Covalent Inhibition of Thioredoxin Reductase by Michael Acceptors: Rational Design, Synthesis, and Biological Evaluation of Oxazol-5(4H)-one Derivatives

Thioredoxin reductase 1 (TrxR1) is a key enzyme involved in maintaining redox homeostasis in cancer cells and is considered a promising target for anticancer drug development. This study aimed to rationally design, synthesize, and evaluate a novel series of oxazol-5(4H)-one derivatives as potent and selective inhibitors of TrxR1.

The design process was initiated by screening a commercial library of oxazolones, which informed the construction of a QSAR model. Guided by molecular docking studies against the TrxR1 catalytic site (PDB: 3EAN), a focused library of 18 target 4-benzylidene-oxazol-5(4H)-ones was synthesized via a multicomponent reaction using substituted hippuric acids and aromatic aldehydes. The inhibitory activity against TrxR1 and the off-target enzyme glutathione reductase (GR) was determined using a DTNB assay on A549 cell lysates. Cytotoxicity was evaluated against a panel of human cancer cell lines (A549, SHSY5Y, U251, and HELA) and normal HEK293T cells using an MTT assay. The mechanism of action was further investigated through immunoblotting analysis.

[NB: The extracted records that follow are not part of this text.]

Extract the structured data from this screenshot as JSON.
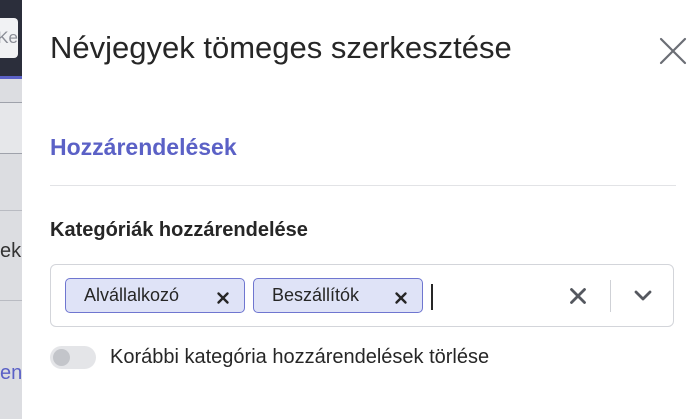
{
  "background": {
    "search_fragment": "Ke",
    "text_fragment_1": "ek",
    "text_fragment_2": "en"
  },
  "modal": {
    "title": "Névjegyek tömeges szerkesztése",
    "close_icon": "close-icon",
    "section_heading": "Hozzárendelések",
    "category_field": {
      "label": "Kategóriák hozzárendelése",
      "selected_tags": [
        {
          "label": "Alvállalkozó"
        },
        {
          "label": "Beszállítók"
        }
      ],
      "input_value": ""
    },
    "toggle": {
      "label": "Korábbi kategória hozzárendelések törlése",
      "checked": false
    }
  },
  "colors": {
    "accent": "#5b61c6",
    "tag_background": "#dfe3f7",
    "tag_border": "#6f76d0",
    "text": "#262626"
  }
}
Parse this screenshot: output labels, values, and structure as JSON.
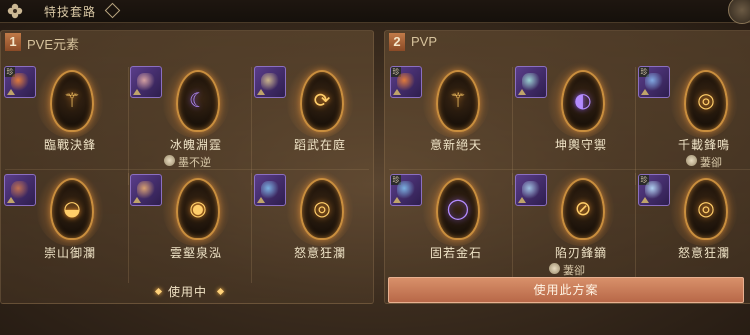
{
  "header": {
    "title": "特技套路"
  },
  "panels": [
    {
      "number": "1",
      "title": "PVE元素",
      "status": "使用中",
      "cells": [
        {
          "name": "臨戰決鋒",
          "glyph": "⚚",
          "glyph_style": "gold",
          "gear_color": "#e07a3a"
        },
        {
          "name": "冰魄淵霆",
          "glyph": "☾",
          "glyph_style": "purple",
          "gear_color": "#d4a0a0",
          "sub": "墨不逆"
        },
        {
          "name": "蹈武在庭",
          "glyph": "⟳",
          "glyph_style": "gold",
          "gear_color": "#c9b38a"
        },
        {
          "name": "崇山御瀾",
          "glyph": "◒",
          "glyph_style": "gold",
          "gear_color": "#c07050"
        },
        {
          "name": "雲壑泉泓",
          "glyph": "◉",
          "glyph_style": "gold",
          "gear_color": "#d8a070"
        },
        {
          "name": "怒意狂瀾",
          "glyph": "◎",
          "glyph_style": "gold",
          "gear_color": "#7ab0e0"
        }
      ]
    },
    {
      "number": "2",
      "title": "PVP",
      "action": "使用此方案",
      "cells": [
        {
          "name": "意新絕天",
          "glyph": "⚚",
          "glyph_style": "gold",
          "gear_color": "#e07a3a"
        },
        {
          "name": "坤輿守禦",
          "glyph": "◐",
          "glyph_style": "purple",
          "gear_color": "#9ad0d0"
        },
        {
          "name": "千載鋒鳴",
          "glyph": "◎",
          "glyph_style": "gold",
          "gear_color": "#80a8e0",
          "sub": "萋卻"
        },
        {
          "name": "固若金石",
          "glyph": "◯",
          "glyph_style": "purple",
          "gear_color": "#7ab0e0"
        },
        {
          "name": "陷刃鋒鏑",
          "glyph": "⊘",
          "glyph_style": "gold",
          "gear_color": "#a0c0e0",
          "sub": "萋卻"
        },
        {
          "name": "怒意狂瀾",
          "glyph": "◎",
          "glyph_style": "gold",
          "gear_color": "#b0d0f0"
        }
      ]
    }
  ]
}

Several compounds demonstrated potent and selective TrxR1 inhibition. Lead compounds 1i, 1o, and 1s exhibited significant TrxR1 inhibition (over 50% at 25 µM) with low activity against GR. The IC₅₀ values for TrxR1 inhibition were in the nanomolar range (0.25 nM for 1i, 19.7 nM for 1o, and 4.2 nM for 1s). These compounds also showed pronounced cytotoxicity against cancer cells, with compound 1i being the most active against U251 glioblastoma cells (IC₅₀ = 12.58 µM) and demonstrating selectivity over normal cells. Immunoblotting analysis confirmed that inhibitors containing dual Michael acceptor motifs (e.g., 1q–s) induced the formation of covalent TrxR1 dimers, indicative of a unique mechanism of action.

The results validate our rational design strategy, highlighting the critical role of the Michael acceptor warhead and the oxazolone core in effective TrxR1 binding and inhibition. The high selectivity for TrxR1 over GR and the observed cytotoxic selectivity toward cancer cells underscore the therapeutic potential of this compound class. The discovery of TrxR1 dimerization provides a novel mechanism for irreversible enzyme inhibition.

A new series of oxazol-5(4H)-one derivatives was successfully developed as highly potent and selective TrxR1 inhibitors. The lead compounds 1i, 1o, and 1s showed promising anticancer activity in vitro, coupled with a favorable selectivity profile. This work not only establishes a robust structure–activity relationship but also introduces a rational strategy for designing novel TrxR1-targeted antitumor agents, supported by the discovery of a dimerization-based inhibition mechanism.